The NSO report says the construction sector which grew by 7.08 percent in the last fiscal year, is expected to remain negative by 2.62 percent in this fiscal year.

Similarly, the wholesale and retail trade’s growth has been projected to be negative by 2.96 percent in this fiscal compared to growth of 7.46 percent in the last fiscal. According to NSO, the growth of the manufacturing sector is likely to decelerate by 2.04 percent in FY 2022/23 due to higher interest rates, import restriction measures, and the slowdown in domestic consumption.

Ram Prasad Thapaliya, Chief Statistician at NSO, says the economic data does not look promising. “The government of all three tiers needs to work to improve the economy. The contraction in economic activities has badly affected the country’s economic growth,” he said, “We have presented the real picture of the economy in our report based on which the government can bring the necessary policy interventions in the next fiscal year’s budget,” he said while unveiling the report.

According to economists, several factors have contributed to the low growth. Chandra Mani Adhikari observes sluggish capital expenditure as one of the main factors in this regard. “Due to this, industries such as cement and steel have not been able to produce at their full potential, which has led to a decrease in overall economic activity. Another important factor is the country’s dependence on rainfall for agriculture. Nepal is heavily reliant on the monsoon rains to support its agricultural sector, which accounts for a significant portion of the country’s economy. However, Nepal has experienced less rainfall, which has severely affected agricultural productivity and led to a decline in overall economic growth,” he said.
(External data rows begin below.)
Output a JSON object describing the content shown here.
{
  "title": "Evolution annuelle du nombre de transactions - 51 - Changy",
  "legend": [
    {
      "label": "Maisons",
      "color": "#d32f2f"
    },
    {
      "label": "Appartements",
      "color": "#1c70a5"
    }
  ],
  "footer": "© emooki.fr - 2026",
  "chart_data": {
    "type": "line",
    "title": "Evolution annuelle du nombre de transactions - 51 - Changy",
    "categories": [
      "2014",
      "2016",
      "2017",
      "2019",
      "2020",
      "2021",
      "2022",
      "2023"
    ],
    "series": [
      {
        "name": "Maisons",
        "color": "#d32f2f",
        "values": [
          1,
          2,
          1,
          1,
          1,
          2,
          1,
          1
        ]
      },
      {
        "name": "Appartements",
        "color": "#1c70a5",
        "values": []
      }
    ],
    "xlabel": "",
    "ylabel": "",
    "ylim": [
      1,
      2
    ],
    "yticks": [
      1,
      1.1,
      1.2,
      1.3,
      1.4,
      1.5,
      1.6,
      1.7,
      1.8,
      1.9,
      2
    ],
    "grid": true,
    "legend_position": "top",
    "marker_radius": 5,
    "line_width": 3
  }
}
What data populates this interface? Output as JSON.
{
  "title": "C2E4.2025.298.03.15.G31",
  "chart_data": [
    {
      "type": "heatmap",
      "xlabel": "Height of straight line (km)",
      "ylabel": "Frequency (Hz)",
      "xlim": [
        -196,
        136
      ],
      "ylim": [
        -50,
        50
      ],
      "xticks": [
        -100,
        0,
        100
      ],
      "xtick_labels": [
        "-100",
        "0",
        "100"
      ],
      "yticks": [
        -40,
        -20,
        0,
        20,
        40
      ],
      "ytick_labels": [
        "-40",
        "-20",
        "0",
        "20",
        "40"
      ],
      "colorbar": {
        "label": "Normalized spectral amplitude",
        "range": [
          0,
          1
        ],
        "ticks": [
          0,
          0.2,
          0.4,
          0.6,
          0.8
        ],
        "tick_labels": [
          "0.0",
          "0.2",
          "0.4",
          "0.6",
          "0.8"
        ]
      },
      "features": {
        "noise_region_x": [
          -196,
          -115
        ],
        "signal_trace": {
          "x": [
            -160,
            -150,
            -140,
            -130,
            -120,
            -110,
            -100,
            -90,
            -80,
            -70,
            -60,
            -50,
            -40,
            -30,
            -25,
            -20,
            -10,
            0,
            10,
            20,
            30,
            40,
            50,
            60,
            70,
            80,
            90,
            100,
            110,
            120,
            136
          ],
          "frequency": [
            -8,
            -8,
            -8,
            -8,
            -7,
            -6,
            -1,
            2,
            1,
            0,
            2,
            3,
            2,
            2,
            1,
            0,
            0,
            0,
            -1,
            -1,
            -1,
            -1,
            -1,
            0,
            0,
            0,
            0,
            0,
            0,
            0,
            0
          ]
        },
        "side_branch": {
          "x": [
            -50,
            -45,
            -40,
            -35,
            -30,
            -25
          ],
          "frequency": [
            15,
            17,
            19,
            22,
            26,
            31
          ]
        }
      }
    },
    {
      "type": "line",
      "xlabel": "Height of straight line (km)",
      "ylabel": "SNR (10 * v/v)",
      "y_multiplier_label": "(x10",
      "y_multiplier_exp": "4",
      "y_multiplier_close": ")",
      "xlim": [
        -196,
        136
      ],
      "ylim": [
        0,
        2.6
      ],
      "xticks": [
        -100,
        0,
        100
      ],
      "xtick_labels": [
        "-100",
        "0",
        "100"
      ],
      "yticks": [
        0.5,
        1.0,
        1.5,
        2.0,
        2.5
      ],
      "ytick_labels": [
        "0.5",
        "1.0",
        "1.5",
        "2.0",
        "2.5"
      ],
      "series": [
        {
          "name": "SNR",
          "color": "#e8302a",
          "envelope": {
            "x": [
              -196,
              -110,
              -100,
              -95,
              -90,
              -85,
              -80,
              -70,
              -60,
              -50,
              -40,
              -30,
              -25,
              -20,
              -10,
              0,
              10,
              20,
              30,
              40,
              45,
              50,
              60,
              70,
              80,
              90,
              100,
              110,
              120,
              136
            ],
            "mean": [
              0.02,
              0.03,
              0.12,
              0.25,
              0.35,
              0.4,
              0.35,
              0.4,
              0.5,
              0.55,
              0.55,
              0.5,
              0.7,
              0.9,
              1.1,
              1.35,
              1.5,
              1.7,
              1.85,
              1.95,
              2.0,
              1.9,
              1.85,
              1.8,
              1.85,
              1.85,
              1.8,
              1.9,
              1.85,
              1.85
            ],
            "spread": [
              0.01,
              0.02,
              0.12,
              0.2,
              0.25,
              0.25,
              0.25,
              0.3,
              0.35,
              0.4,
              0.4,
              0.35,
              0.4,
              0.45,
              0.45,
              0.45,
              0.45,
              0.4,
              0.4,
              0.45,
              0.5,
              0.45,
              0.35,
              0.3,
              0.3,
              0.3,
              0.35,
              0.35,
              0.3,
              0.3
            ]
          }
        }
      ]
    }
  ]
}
According to Adhikari, the country needs to invest in its infrastructure and industries to boost economic activity and reduce its dependence on rainfall for agriculture. “This could involve increasing public investment in key sectors such as transportation, energy, and telecommunications, as well as providing support for small and medium-sized enterprises,” he said.

Economist Keshav Acharya says the slowdown in demands across the sector has exacerbated the economic woes. “Nepal is struggling with a credit crunch, real estate slowdown, tumbling stock market, and rising unemployment,” he said, adding, “Political instability has caused the government to overlook the economy, making it difficult to implement effective policies. Urgent measures and policies are needed to address these challenges and support the economy.”

NSO’s projection is even lower than the forecasts made by the World Bank and the Asian Development Bank a month ago. Both agencies estimated Nepal’s economic growth at 4.1 percent for the current fiscal year.  Although major sectors have indicated depressed activities, there are positive signs in Nepal’s tourism and electricity sectors. NSO projected that the electricity and hospitality industries will experience the highest growth in the current fiscal year. The electricity sector is expected to grow by 19.36 percent, while accommodation will increase by 18.56 percent.